La multinazionale comprata da Bayer lo scorso anno per 63 miliardi dovrà risarcire con poco meno di 300 milioni di dollari un giardiniere di colore, tale Dewayne Johnson, ammalatosi gravemente a causa dell’erbicida Roundup prodotto dalla multinazionale e utilizzato per irrorare i campi. Dewayne, già con un piede nella fossa, non potrà vedere i propri figli crescere, ma almeno la sua non sarà stata una morte vana. Visto che la sua battaglia ha avuto lo stesso effetto di un iceberg sullo scafo del Titanic. Con una dirompenza e le dimensioni dello squarcio che non hanno precedenti.

Monsanto ha già fatto sapere che ricorrerà in appello, ma intanto la sentenza pronunciata a San Francisco è storica. Davide batte Golia e Golia si caca sotto, visto che gli altri Davide alla porta pronti a fare lo sgambetto al colosso dai piedi d’argilla sono più d’uno. Si stima che siano 5000 le denunce pendenti contro Monsanto solo negli Stati Uniti. Noi lo avevamo scritto che sarebbe potuta andare così. Che questo doveva essere l’epilogo. (leggi qui) Ma poi, lo sappiamo, mica sempre i sogni s’avverano. Anzi. Talvolta ti tocca vivere nel peggiore degli incubi, scordarti l’happy end, stringere i denti e stare zitto.
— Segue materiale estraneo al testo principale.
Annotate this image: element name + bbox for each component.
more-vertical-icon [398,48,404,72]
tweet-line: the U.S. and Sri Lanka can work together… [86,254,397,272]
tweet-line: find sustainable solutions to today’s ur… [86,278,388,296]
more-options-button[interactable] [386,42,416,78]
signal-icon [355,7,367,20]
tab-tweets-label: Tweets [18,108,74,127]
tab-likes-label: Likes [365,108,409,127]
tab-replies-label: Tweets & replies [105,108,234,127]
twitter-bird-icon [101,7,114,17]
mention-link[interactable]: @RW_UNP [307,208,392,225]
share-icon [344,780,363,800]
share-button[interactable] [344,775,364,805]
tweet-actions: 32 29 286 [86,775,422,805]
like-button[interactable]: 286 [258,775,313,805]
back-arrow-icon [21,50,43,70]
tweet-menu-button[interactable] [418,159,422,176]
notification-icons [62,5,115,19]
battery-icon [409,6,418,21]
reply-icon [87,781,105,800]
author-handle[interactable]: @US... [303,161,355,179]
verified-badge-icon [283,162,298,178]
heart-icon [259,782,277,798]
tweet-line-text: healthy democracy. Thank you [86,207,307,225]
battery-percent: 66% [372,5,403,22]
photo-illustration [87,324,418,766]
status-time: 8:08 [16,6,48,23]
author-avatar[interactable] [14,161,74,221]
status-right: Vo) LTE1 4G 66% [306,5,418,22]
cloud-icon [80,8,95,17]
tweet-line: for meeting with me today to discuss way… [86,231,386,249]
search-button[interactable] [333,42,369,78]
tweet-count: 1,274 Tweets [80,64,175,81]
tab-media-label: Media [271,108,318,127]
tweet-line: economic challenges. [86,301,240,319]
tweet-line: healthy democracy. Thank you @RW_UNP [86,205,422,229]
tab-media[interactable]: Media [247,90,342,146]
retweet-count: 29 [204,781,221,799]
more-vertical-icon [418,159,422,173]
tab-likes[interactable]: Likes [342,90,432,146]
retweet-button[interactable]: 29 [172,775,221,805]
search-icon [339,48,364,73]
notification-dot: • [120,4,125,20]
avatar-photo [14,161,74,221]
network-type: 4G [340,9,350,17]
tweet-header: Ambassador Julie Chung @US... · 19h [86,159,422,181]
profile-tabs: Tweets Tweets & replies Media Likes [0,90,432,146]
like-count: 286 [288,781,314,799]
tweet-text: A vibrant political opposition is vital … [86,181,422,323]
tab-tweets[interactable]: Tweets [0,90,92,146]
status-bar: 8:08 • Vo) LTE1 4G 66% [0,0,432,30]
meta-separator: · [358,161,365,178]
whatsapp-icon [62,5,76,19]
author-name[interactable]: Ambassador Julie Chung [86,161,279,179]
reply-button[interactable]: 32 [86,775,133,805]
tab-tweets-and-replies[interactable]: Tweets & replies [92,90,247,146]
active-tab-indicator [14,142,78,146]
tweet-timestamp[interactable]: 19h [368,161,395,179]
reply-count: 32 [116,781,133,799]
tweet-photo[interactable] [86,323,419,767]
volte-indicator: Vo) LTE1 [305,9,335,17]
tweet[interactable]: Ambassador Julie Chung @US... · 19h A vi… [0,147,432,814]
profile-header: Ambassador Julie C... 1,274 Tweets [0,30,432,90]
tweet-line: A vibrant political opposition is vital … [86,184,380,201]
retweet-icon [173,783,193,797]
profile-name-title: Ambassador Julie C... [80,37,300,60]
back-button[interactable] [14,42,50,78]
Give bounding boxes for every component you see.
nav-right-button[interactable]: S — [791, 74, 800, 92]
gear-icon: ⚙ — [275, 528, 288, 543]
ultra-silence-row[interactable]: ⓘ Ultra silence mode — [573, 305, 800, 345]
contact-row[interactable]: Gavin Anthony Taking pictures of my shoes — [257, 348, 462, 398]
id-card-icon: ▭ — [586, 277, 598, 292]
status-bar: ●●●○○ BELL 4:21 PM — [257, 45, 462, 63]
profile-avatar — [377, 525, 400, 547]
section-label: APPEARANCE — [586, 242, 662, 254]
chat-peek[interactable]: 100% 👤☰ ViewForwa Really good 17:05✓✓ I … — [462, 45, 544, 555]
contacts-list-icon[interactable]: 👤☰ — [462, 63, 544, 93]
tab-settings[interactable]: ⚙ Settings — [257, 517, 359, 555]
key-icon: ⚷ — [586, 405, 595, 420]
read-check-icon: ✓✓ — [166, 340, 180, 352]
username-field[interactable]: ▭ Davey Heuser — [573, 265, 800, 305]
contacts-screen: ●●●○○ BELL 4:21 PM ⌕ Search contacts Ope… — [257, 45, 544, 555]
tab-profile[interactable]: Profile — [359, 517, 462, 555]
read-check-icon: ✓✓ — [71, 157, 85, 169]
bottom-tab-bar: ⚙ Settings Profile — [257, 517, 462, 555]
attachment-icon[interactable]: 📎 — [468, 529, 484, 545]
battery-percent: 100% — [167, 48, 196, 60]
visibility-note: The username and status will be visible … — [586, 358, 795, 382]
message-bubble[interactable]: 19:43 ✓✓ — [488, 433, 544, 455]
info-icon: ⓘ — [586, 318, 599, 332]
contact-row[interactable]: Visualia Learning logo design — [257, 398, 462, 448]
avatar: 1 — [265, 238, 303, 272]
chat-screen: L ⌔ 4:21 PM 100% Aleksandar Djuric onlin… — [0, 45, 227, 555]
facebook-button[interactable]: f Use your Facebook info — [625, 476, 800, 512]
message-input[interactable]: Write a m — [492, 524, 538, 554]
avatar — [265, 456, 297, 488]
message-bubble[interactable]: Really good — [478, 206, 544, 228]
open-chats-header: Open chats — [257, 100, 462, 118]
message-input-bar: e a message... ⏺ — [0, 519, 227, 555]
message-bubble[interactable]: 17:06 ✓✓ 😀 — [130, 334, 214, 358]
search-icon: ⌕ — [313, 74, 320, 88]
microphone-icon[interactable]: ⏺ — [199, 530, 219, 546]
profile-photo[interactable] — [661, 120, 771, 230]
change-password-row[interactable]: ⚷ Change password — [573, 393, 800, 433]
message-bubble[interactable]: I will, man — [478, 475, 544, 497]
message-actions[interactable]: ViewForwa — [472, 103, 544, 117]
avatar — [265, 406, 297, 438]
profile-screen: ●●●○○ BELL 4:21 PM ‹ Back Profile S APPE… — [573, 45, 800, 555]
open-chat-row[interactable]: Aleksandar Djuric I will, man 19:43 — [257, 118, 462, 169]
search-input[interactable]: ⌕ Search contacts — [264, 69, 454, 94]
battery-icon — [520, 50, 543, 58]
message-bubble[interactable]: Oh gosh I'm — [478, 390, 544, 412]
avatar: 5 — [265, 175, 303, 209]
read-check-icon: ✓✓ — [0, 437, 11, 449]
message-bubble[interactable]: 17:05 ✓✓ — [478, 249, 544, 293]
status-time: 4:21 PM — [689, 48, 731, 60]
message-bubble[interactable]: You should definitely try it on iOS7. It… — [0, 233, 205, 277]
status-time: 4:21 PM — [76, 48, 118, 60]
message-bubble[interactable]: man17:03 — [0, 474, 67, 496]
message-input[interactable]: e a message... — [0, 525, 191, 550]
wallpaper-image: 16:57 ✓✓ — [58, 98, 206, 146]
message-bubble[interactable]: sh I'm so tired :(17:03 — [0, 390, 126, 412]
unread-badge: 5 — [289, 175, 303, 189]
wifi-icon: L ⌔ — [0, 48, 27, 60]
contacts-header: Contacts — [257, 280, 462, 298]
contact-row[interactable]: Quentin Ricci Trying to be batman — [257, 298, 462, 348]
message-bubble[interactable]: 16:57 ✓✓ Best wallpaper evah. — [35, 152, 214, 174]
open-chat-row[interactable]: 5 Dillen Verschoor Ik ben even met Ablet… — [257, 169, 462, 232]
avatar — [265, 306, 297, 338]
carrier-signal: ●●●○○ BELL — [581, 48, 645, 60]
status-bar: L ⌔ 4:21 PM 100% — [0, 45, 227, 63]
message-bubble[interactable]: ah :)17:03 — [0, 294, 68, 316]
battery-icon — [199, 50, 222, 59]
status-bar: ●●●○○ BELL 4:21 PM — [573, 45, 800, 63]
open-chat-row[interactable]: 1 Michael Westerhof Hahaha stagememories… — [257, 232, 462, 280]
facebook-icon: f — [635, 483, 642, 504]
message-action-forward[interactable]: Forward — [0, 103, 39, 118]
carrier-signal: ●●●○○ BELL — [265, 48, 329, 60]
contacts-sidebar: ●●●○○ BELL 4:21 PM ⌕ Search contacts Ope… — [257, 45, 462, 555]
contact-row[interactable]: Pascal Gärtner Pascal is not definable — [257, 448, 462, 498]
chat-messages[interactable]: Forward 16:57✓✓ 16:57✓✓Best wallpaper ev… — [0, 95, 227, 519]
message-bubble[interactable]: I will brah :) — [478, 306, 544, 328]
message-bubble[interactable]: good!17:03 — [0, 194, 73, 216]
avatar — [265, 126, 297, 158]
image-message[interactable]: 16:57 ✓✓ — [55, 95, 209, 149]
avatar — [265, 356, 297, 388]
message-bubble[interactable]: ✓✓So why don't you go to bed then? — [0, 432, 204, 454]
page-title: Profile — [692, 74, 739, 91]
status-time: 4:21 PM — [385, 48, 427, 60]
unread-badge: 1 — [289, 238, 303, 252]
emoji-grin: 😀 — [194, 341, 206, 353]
Non è questo il caso. Questa condanna potrebbe davvero essere l’inizio della fine. Anche perché, più il bersaglio è grande, e più facile risulta colpirlo. Soprattutto se c’è una ragione per farlo. E la ragione è la salute e il futuro di tutti noi che viviamo in un mondo appestato da logiche di profitto e di egoismo che non posso produrre altro che iniquità e sconquassi globali. Un verdetto che è, tra l’altro, anche uno schiaffo ai Paesi europei che a novembre dello scorso anno, riuniti in un comitato d’appello, avevano votato a favore del rinnovo dell’autorizzazione dell’erbicida.

Troppi là fuori non se ne sono ancora resi conto ma siamo ospiti di un pianeta morente. Affetto da un virus che si chiama uomo. E quel virus dovrebbe utilizzare quel briciolo d’intelligenza di cui è provvisto per capire fino a che punto la follia di chi pur di fare soldi non si fa scrupoli a vendere la morte ha le ore, i giorni contati. Perché chi semina veleno, non potrà certo pretendere di raccogliere margherite.